The Food Safety and Standards Authority of India has decided to take off junk food from the school menu as it has issued a new draft guidelines on availability of nutritious and healthy food.
The FSSAI has taken the initiatives to control the consumption of junk food among teen-aged students.
The draft guidelines propose to restrict sale or availability of food which are high in fat, salt or sugar content within 50 metres of schools’ premises. This includes an array of food and beverages consumed by school children including chips, ready-to-eat noodles, pizzas, burgers, sugar-sweetened carbonated and non-carbonated drinks, potato fries (commonly called French fries) and confectionery items.
The draft guidelines have also suggested creation of a canteen policy and school health education programmes to make students and parents aware of the ill-effects of unhealthy food habits.

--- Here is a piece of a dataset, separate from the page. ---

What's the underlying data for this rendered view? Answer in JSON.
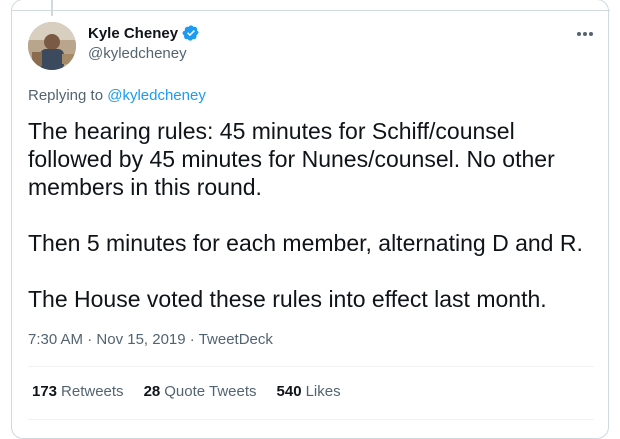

“The identified foods are based on an evaluation done out of available similar foods in India. They are considered unhealthy due to imbalance in nutrients i.e high in fat, sugar, salt and/or low proteins, fibres and nuts,” said the draft.
The guidelines also say that the benefits of balanced, fresh and traditional food cannot be replaced; schools should not promote food items high in fat, salt and sugar and that children are not the best judge of their food choices.

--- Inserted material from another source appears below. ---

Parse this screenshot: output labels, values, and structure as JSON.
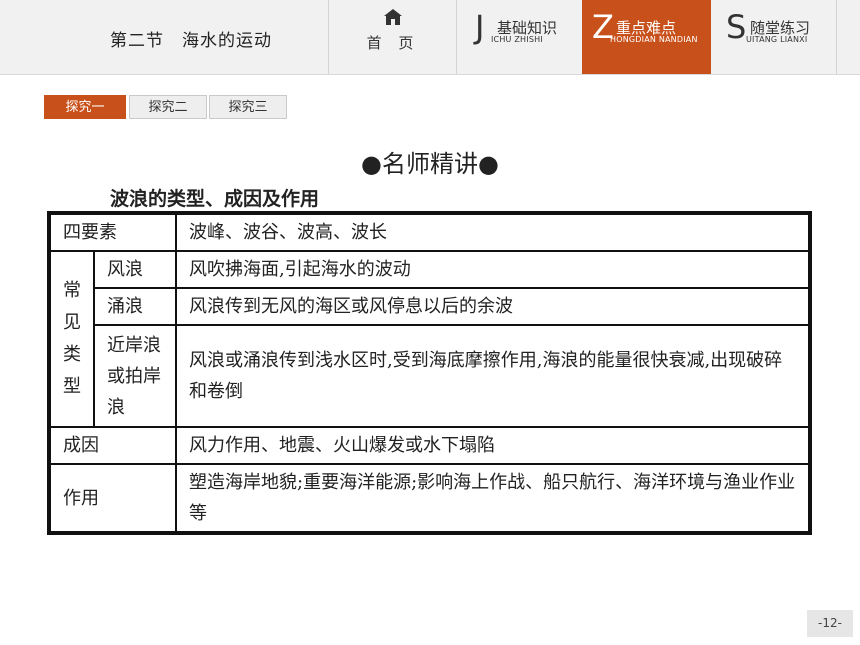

The FSSAI’s move was triggered by the Delhi High Court’s directive in July-end, giving three months to the authorities to monitor availability of junk food in schools. Various health groups have been advocating against availability and sale of unhealthy food in schools.
“We welcome the order issued by the food authority. It is important that junk food is regulated in schools. However, we are not sure why it is taking so much time to be implemented,” said Sunita Narain, Director General, Centre for Science and Environment.